Arthritis caused by plant thorn penetration is a well known medical condition, especially among children.1–9 It has been described following injuries from thorns of several kinds of plants, including palm, yucca, hawthorn, bougainvillea, sentry plant, blackthorn, cactus. and rose thorn.1–9
The thorn of the date palm (Phoenix dactylifera; fig 2) is particularly dangerous as the tip (distal 0.5–1.5 cm; fig 3) dries out much faster than the remaining parts of the thorn, and therefore is prone to break off within the joint, disintegrating into very small particles.

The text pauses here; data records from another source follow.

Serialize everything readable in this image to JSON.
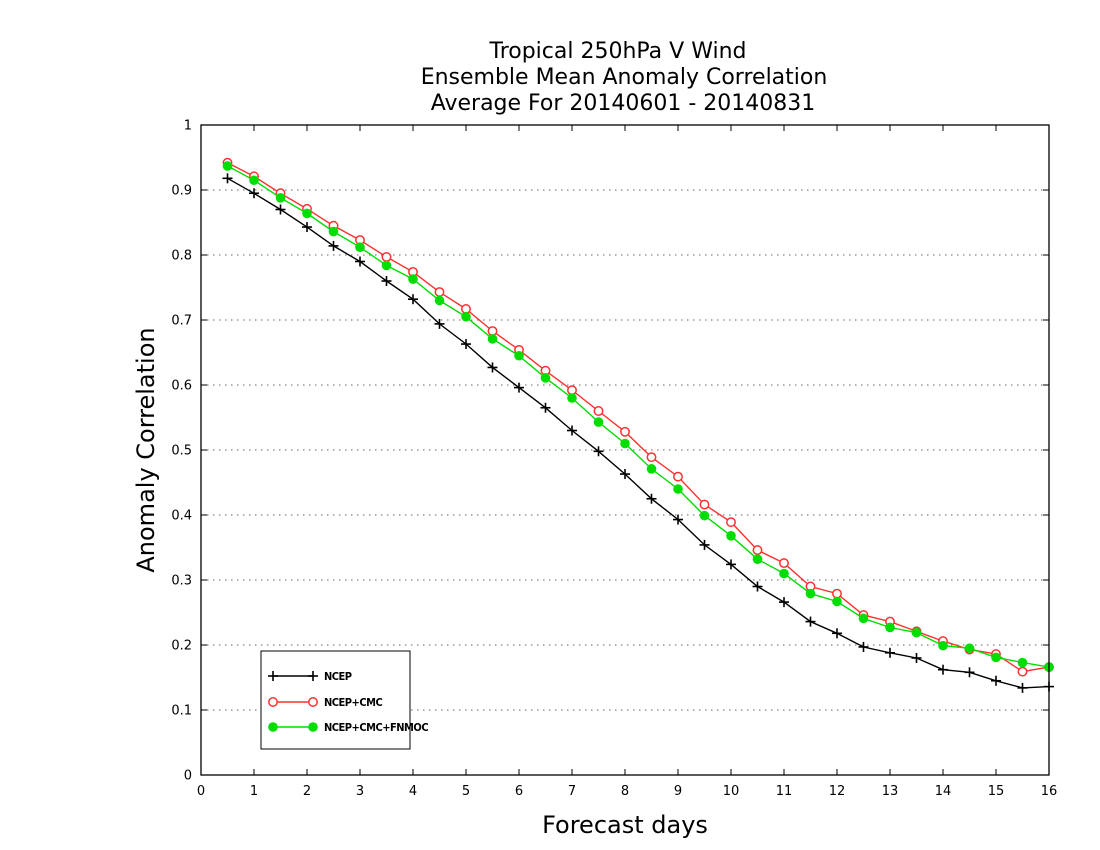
{
  "chart_data": {
    "type": "line",
    "title_lines": [
      "Tropical 250hPa V Wind",
      "Ensemble Mean Anomaly Correlation",
      "Average For 20140601 - 20140831"
    ],
    "xlabel": "Forecast days",
    "ylabel": "Anomaly Correlation",
    "xlim": [
      0,
      16
    ],
    "ylim": [
      0,
      1
    ],
    "xticks": [
      "0",
      "1",
      "2",
      "3",
      "4",
      "5",
      "6",
      "7",
      "8",
      "9",
      "10",
      "11",
      "12",
      "13",
      "14",
      "15",
      "16"
    ],
    "yticks": [
      "0",
      "0.1",
      "0.2",
      "0.3",
      "0.4",
      "0.5",
      "0.6",
      "0.7",
      "0.8",
      "0.9",
      "1"
    ],
    "grid": "horizontal dotted",
    "legend_position": "bottom-left",
    "x": [
      0.5,
      1,
      1.5,
      2,
      2.5,
      3,
      3.5,
      4,
      4.5,
      5,
      5.5,
      6,
      6.5,
      7,
      7.5,
      8,
      8.5,
      9,
      9.5,
      10,
      10.5,
      11,
      11.5,
      12,
      12.5,
      13,
      13.5,
      14,
      14.5,
      15,
      15.5,
      16
    ],
    "series": [
      {
        "name": "NCEP",
        "color": "#000000",
        "marker": "plus",
        "values": [
          0.918,
          0.895,
          0.87,
          0.843,
          0.814,
          0.79,
          0.76,
          0.732,
          0.694,
          0.663,
          0.627,
          0.596,
          0.565,
          0.53,
          0.498,
          0.463,
          0.425,
          0.393,
          0.354,
          0.324,
          0.29,
          0.266,
          0.236,
          0.218,
          0.197,
          0.188,
          0.18,
          0.162,
          0.158,
          0.145,
          0.134,
          0.136
        ]
      },
      {
        "name": "NCEP+CMC",
        "color": "#ff3030",
        "marker": "open-circle",
        "values": [
          0.942,
          0.921,
          0.895,
          0.871,
          0.845,
          0.823,
          0.797,
          0.774,
          0.743,
          0.717,
          0.683,
          0.654,
          0.622,
          0.592,
          0.56,
          0.528,
          0.489,
          0.459,
          0.416,
          0.389,
          0.346,
          0.326,
          0.29,
          0.279,
          0.246,
          0.236,
          0.221,
          0.206,
          0.193,
          0.186,
          0.159,
          0.166
        ]
      },
      {
        "name": "NCEP+CMC+FNMOC",
        "color": "#00dd00",
        "marker": "filled-circle",
        "values": [
          0.937,
          0.915,
          0.888,
          0.864,
          0.836,
          0.812,
          0.784,
          0.763,
          0.73,
          0.705,
          0.671,
          0.645,
          0.611,
          0.58,
          0.543,
          0.51,
          0.471,
          0.44,
          0.399,
          0.368,
          0.332,
          0.31,
          0.279,
          0.267,
          0.241,
          0.227,
          0.219,
          0.199,
          0.195,
          0.181,
          0.173,
          0.166
        ]
      }
    ]
  }
}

Historically, failure to discover an organism in the joint fluid after a plant thorn injury led to the hypothesis, first published in 1953,2 that the arthritis or synovitis after these injuries was the result of an allergic reaction, mostly caused by plant toxins, and hence was aseptic. A review of numerous reports of plant thorn arthritis and synovitis published between 1953 and 2002 revealed that reports of organisms found in cultures of joint fluid were very rare1,3–9 but when reported, Pantoea agglomerans was the most common organism (5 of 11 cases; table 1).

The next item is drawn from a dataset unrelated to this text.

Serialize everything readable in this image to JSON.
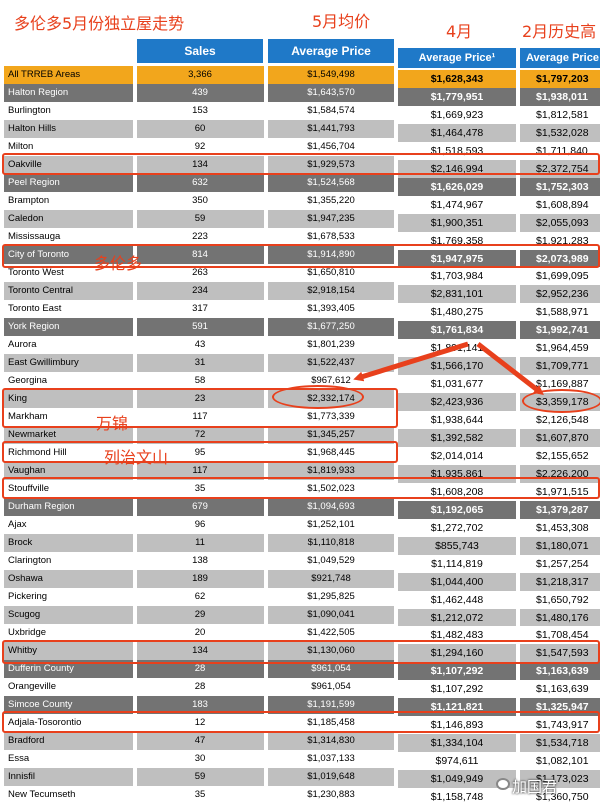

Pantoea agglomerans (formerly named Enterobacter agglomerans, and earlier referred to as Erwinia herbicola) is a member of the Enterobacteriaceae. This Gram negative bacterium can be found in human and animal faeces and in plants. The earliest reports of human infections caused by this organism were published in the early 1970s.10,11
The first case of arthritis caused by Pantoea agglomerans was reported in 1978, after a wooden splinter had penetrated a patient’s knee.5 A similar case of knee arthritis after a blackthorn injury was reported seven years later.6 In 1991, Olenginski et al reported a series of seven patients suffering from plant thorn synovitis, of which only one case showed a positive joint fluid culture for Pantoea agglomerans.7 De Champs et al reported two cases of septic monoarthritis caused by Pantoea agglomerans.8
In all cases described, as well as in our case, the foreign body was not detected by x ray examination. In our patient the existence and location of a foreign body was confirmed by ultrasound examination. Most authors note the delay in establishing a correct diagnosis (up to nine months),8 since the inflammation often develops long after the thorn injury has occurred. On the basis of a review of the literature, the recommended method to achieve complete recovery is arthrotomy and removal of the thorn.1–8
Pantoea agglomerans has an important role in the pathogenesis of plant thorn arthritis after a thorn injury. It seems that many cases of “aseptic” arthritis after a plant thorn injury are actually Pantoea agglomerans septic arthritis. Inappropriate growth media and inaccurate identification methods could be the reason for negative results in culture identification. Therefore, the use of methods capable of recognising Pantoea agglomerans is recommended when a history of any thorn injury exists. An ultrasound or magnetic resonance imaging examination should be used to identify and locate suspected foreign bodies.12 Removal of the foreign bodies by arthrotomy, combined with antibiotic therapy, seems to be the most effective treatment to achieve complete recovery.